Change Data Capture Pipeline
CDC pipeline that streams database changes into an event log, supports consumers, replay, and schema evolution with a demo consumer that builds projections.
Problem
Modern data architectures need to react to database changes in real time — syncing search indices, updating caches, building materialized views, and feeding analytics pipelines. Polling-based approaches introduce latency and load; CDC (Change Data Capture) streams changes as they happen, enabling event-driven architectures without modifying application code.
Architecture Overview
The pipeline captures row-level changes from PostgreSQL using logical decoding (or Debezium), streams them into a Kafka-compatible event log, and provides consumer infrastructure for building projections. The system supports replay from any point in the event stream and handles schema evolution as the source database evolves.

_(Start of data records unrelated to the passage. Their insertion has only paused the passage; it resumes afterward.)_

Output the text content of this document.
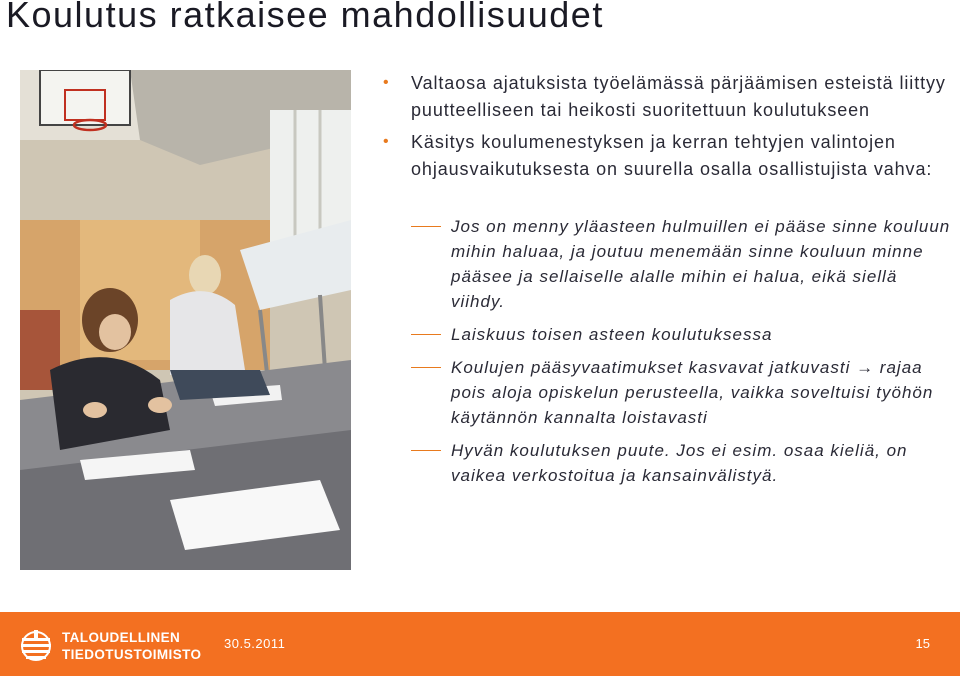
Koulutus ratkaisee mahdollisuudet
• Valtaosa ajatuksista työelämässä pärjäämisen esteistä liittyy puutteelliseen tai heikosti suoritettuun koulutukseen
• Käsitys koulumenestyksen ja kerran tehtyjen valintojen ohjausvaikutuksesta on suurella osalla osallistujista vahva:
Jos on menny yläasteen hulmuillen ei pääse sinne kouluun mihin haluaa, ja joutuu menemään sinne kouluun minne pääsee ja sellaiselle alalle mihin ei halua, eikä siellä viihdy.
Laiskuus toisen asteen koulutuksessa
Koulujen pääsyvaatimukset kasvavat jatkuvasti → rajaa pois aloja opiskelun perusteella, vaikka soveltuisi työhön käytännön kannalta loistavasti
Hyvän koulutuksen puute. Jos ei esim. osaa kieliä, on vaikea verkostoitua ja kansainvälistyä.
TALOUDELLINEN
TIEDOTUSTOIMISTO
30.5.2011	15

A demo consumer demonstrates how to build and maintain read-optimized projections from the change stream, handling creates, updates, and deletes with exactly-once semantics.
Technical Decisions
- PostgreSQL logical decoding — captures changes at the WAL level without triggers or application modification
- Kafka as the event log — provides durable, replayable event storage with partition-based ordering guarantees
- Consumer replay support — consumers can reprocess the full event history to rebuild projections from scratch
Tradeoffs
- Eventual consistency — projections lag behind the source by the streaming delay, which is acceptable for most read-model use cases but not for strong consistency requirements
- Schema coupling — consumers must handle schema changes in the event stream gracefully, which the schema evolution support addresses
Tech Stack
- Backend: Python
- Database: PostgreSQL (logical decoding)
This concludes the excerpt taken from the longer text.